Wednesday, May 9, 2012

Eating Rich, Eating Poor

I had a great discussion today at lunch about how we eat in America.  We are one of the richest nations, yet we seem to have one of the poorest diets.   I think the reason may be we have lost the real meaning of "rich food".    For us it is more about the convenience, presentation and celebrity around the food, than how rich the food is in nutrition, minerals and vitamins.  Where did that come from? When did this rich nation start eating so poorly?  I did a little search in history and found a few moments in time to consider.

The museum of history in North Carolina studied the food of the Native Americans.  They lived off of what the land provided them.  They gathered wild plants, ate fish and shellfish from the waters, and hunted deer and turkey.   Their foods varied with the seasons. 

The settlers brought food and their food traditions with them.  Many settlers ate boiled foods, breads and cakes.   Here are some recipes from that time.  Because of the harsh winters, preserving and storing foods was very important.  People would dry or salt their foods, grind their grains, and pickle their summer foods so they can be eaten during the winter. 

I found this great site, Leite's Culinaria, that covered 100 years of American Food.
We started the 1900s eating an amazing amount of sugar and preserved foods.  America has been suffering from a sugar coma for almost 100 years!  Amazing.

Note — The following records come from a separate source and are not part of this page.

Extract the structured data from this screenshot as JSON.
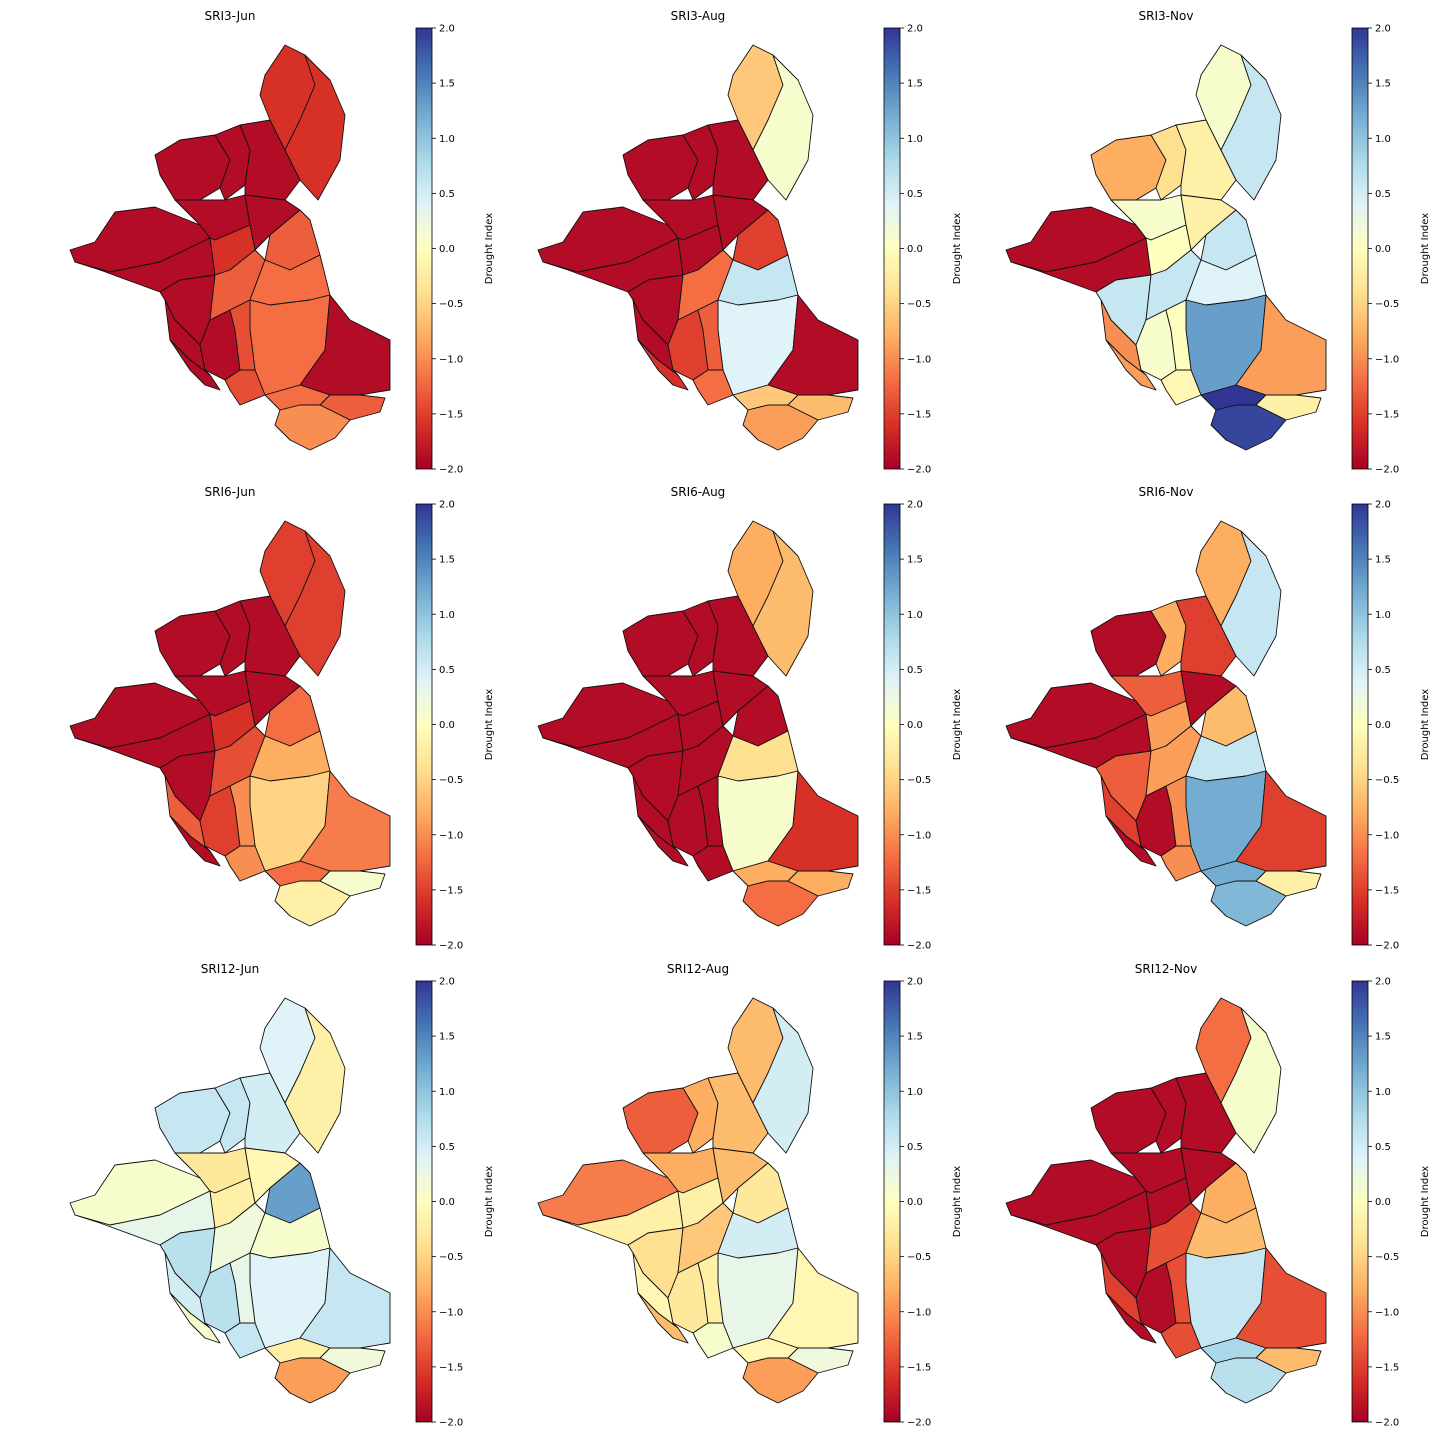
{
  "colorbar": {
    "label": "Drought Index",
    "range": [
      -2.0,
      2.0
    ],
    "ticks": [
      "2.0",
      "1.5",
      "1.0",
      "0.5",
      "0.0",
      "−0.5",
      "−1.0",
      "−1.5",
      "−2.0"
    ],
    "colormap": "RdYlBu",
    "stops": [
      "#a50026",
      "#d73027",
      "#f46d43",
      "#fdae61",
      "#fee090",
      "#ffffbf",
      "#e0f3f8",
      "#abd9e9",
      "#74add1",
      "#4575b4",
      "#313695"
    ]
  },
  "panels": [
    {
      "title": "SRI3-Jun",
      "values": [
        -1.9,
        -1.9,
        -1.9,
        -1.9,
        -1.9,
        -1.6,
        -1.6,
        -1.9,
        -1.9,
        -1.6,
        -1.9,
        -1.3,
        -1.3,
        -1.2,
        -1.2,
        -1.9,
        -1.9,
        -1.9,
        -1.4,
        -1.9,
        -1.4,
        -1.2,
        -1.3,
        -1.0
      ]
    },
    {
      "title": "SRI3-Aug",
      "values": [
        -1.9,
        -1.9,
        -1.9,
        -1.9,
        -1.9,
        -0.6,
        0.1,
        -1.9,
        -1.9,
        -1.9,
        -1.9,
        -1.2,
        -1.5,
        0.6,
        0.4,
        -1.9,
        -1.9,
        -1.5,
        -1.3,
        -1.6,
        -1.2,
        -0.6,
        -0.7,
        -0.9
      ]
    },
    {
      "title": "SRI3-Nov",
      "values": [
        -1.9,
        -1.9,
        -0.8,
        -0.4,
        -0.2,
        0.1,
        0.6,
        0.1,
        -0.2,
        0.0,
        0.6,
        0.6,
        0.6,
        0.4,
        1.3,
        -0.9,
        -1.0,
        0.1,
        0.0,
        -0.9,
        -0.1,
        2.0,
        -0.2,
        1.9
      ]
    },
    {
      "title": "SRI6-Jun",
      "values": [
        -1.9,
        -1.9,
        -1.9,
        -1.9,
        -1.9,
        -1.5,
        -1.5,
        -1.9,
        -1.9,
        -1.6,
        -1.9,
        -1.4,
        -1.2,
        -0.8,
        -0.5,
        -1.1,
        -1.3,
        -1.5,
        -1.0,
        -1.9,
        -1.0,
        -1.2,
        0.1,
        -0.2
      ]
    },
    {
      "title": "SRI6-Aug",
      "values": [
        -1.9,
        -1.9,
        -1.9,
        -1.9,
        -1.9,
        -0.8,
        -0.7,
        -1.9,
        -1.9,
        -1.9,
        -1.9,
        -1.9,
        -1.9,
        -0.4,
        0.1,
        -1.6,
        -1.9,
        -1.9,
        -1.9,
        -1.9,
        -1.9,
        -0.8,
        -0.8,
        -1.2
      ]
    },
    {
      "title": "SRI6-Nov",
      "values": [
        -1.9,
        -1.9,
        -1.9,
        -0.8,
        -1.5,
        -0.8,
        0.6,
        -1.3,
        -1.9,
        -0.9,
        -1.3,
        -0.9,
        -0.7,
        0.6,
        1.2,
        -1.5,
        -1.5,
        -1.9,
        -1.0,
        -1.9,
        -1.0,
        1.2,
        -0.2,
        1.1
      ]
    },
    {
      "title": "SRI12-Jun",
      "values": [
        0.1,
        0.3,
        0.6,
        0.6,
        0.5,
        0.4,
        -0.2,
        -0.3,
        -0.1,
        -0.2,
        0.7,
        0.2,
        1.3,
        0.1,
        0.4,
        0.6,
        0.5,
        0.7,
        0.3,
        0.1,
        0.6,
        -0.2,
        0.2,
        -0.9
      ]
    },
    {
      "title": "SRI12-Aug",
      "values": [
        -1.1,
        -0.2,
        -1.3,
        -0.8,
        -0.7,
        -0.7,
        0.5,
        -0.8,
        -0.7,
        -0.2,
        -0.4,
        -0.6,
        -0.3,
        0.5,
        0.3,
        -0.1,
        -0.1,
        -0.3,
        -0.2,
        -0.7,
        0.1,
        -0.1,
        0.2,
        -0.9
      ]
    },
    {
      "title": "SRI12-Nov",
      "values": [
        -1.9,
        -1.9,
        -1.9,
        -1.9,
        -1.9,
        -1.2,
        0.1,
        -1.9,
        -1.9,
        -1.9,
        -1.9,
        -1.4,
        -0.8,
        -0.7,
        0.6,
        -1.4,
        -1.5,
        -1.9,
        -1.4,
        -1.9,
        -1.4,
        0.8,
        -0.7,
        0.7
      ]
    }
  ]
}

Processed foods came in vogue starting in the 1920s.  People were able to store their food for longer periods of time, adding to the convenience of food.  Food was also more available to people who lived in the cities and did not have a place to grow their own food.  The more money you had, the more food you could buy!  (I still think it's odd that you can get "food" at Walgreens and the Dollar Store.)

But, I do not think people realized they were sacrificing the nutrients found in food.  This may be the time when our "rich food" became "poor."

Today when people get hungry, they go to a restaurant or to a grocery store.  About 2% of Americans,  7 million people, have their own gardens.  It is no wonder we have lost touch with the richness of our food.  Instead of eating fresh plants and wild caught animals and fish, we now mostly eat frozen, dried, pickled, preserved and packaged foods.  Easy to get, store and keep for later.

I think it's time we realize that a rich diet is in our grasp and health and vitality are in our reach.  We just need to think of an abundance of fresh food as "rich" and that packaged and preserved food is "poor".